Figures & data
Figure 1. Schematic presentation of stem cells on RGD nanopatterns with a non-fouling background. RGD ligands are grafted onto gold nanodots, which are covalently bound to a PEG hydrogel. Integrins as the receptors of RGD will be linked to the nanodots after cell culture. The pre-designed nanospacing then determines the nanospacing of integrins, and might regulate adhesion, proliferation, and differentiation of MSCs.
Figure 2. AFM images of gold nanopatterns on glass. The lower row shows the height profiles with respect to the lines in the upper images, indicating that the particle size was around 10 nm. From the left to right, the average nanospacings of gold particles are 34 nm, 48 nm, 70 nm, 79 nm, and 113 nm, respectively. Note: after the nanoarrays were transferred onto the surfaces of PEG hydrogels and then soaked in an aqueous environment to culture cells, the average nanospacings were enlarged to 37 nm, 53 nm, 77 nm, 87 nm, and 124 nm, respectively, considering the swelling ratio of the hydrogels as 1.1.
Figure 3. Fluorescence images of stem cells adhering on the RGD patterned PEG hydrogel after 1 d and 8 d of culture. Due to the persistent resistance of the PEG hydrogel to non-specific cell adhesion, cells did not progress past the dip-line during the examination period of 8 d.
Figure 4. Distributions of cell area, cell circularity, and cell aspect ratio on patterned surfaces of RGD peptides on the PEG hydrogels with indicated nanospacings. The means and standard deviations are marked inside the graphs.
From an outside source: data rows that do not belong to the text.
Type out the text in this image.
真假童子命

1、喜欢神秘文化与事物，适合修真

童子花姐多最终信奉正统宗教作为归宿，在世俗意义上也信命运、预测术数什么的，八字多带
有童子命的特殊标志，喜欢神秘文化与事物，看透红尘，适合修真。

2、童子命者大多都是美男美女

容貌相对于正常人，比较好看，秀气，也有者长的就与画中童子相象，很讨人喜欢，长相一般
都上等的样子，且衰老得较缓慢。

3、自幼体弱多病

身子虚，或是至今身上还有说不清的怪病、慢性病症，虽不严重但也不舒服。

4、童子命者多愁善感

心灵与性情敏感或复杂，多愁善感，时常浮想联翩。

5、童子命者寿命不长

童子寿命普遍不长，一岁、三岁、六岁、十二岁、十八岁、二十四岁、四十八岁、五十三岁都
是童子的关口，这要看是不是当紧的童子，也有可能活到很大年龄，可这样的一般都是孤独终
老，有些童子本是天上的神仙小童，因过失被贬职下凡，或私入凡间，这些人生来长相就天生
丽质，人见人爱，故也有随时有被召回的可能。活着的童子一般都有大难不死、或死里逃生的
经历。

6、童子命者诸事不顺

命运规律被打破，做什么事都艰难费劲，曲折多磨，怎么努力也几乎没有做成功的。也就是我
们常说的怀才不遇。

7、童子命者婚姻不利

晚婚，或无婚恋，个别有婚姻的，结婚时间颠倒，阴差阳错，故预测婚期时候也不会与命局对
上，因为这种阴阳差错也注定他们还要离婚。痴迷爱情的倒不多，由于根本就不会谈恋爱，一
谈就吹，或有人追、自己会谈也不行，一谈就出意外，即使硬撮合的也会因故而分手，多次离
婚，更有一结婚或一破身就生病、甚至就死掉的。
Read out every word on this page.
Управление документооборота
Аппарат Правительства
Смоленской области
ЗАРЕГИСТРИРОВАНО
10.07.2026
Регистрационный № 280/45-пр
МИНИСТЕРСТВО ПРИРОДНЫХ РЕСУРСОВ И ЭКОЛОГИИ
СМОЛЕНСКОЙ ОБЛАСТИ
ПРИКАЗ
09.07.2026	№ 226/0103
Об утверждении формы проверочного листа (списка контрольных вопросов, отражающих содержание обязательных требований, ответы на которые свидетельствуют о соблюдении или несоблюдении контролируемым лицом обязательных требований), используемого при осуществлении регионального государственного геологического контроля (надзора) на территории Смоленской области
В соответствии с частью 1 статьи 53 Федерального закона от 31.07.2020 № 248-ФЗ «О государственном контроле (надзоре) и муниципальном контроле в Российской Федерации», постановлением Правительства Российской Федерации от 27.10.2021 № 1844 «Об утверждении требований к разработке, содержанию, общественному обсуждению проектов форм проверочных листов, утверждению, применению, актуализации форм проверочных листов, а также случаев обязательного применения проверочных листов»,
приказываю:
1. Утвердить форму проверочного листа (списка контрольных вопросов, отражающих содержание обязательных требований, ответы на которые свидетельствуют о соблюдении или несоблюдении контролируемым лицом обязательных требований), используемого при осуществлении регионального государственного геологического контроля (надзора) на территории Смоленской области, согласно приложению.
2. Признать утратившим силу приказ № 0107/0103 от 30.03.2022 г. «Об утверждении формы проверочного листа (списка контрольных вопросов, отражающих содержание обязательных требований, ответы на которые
Figure 5. Densities of MSCs adhering on nanopatterned surfaces of indicated RGD nanospacings. Cells were cultured in growth medium for 1 d (GM 1 d) or 8 d (GM 8 d), or cells underwent one-day culture in GM followed by 7 d in osteogenic medium (OM 1+7 d) or adipogenic medium (AM 1 + 7 d). In all cases, the cell-division inhibitor aphidicolin was added at a concentration of 0.5 μg/mL. Insets show proliferation rates calculated by cell density at day 8 over that at day 1. The error bars of the proliferation rates were obtained by an error transfer formula (see Materials and methods).
Figure 6. Bright-field micrographs (upper row) and fluorescence micrographs (lower row) of MSCs on RGD nanopatterns of indicated nanospacings in osteogenic or adipogenic medium for 7 d. Before observation, the cells upon osteogenic induction were stained for ALP and nuclei, and those upon adipogenesis for oil microdroplets and nuclei. Both osteogenesis and adipogenesis were enhanced with RGD nanospacing.
Figure 7. Cell-cell contact fractions on substrates with different RGD nanospacings. The red columns show the fractions of single cells, the green columns show the fraction of cells coupled with another cell, and the blue columns show the fraction of cells in clusters of three, or more, cells.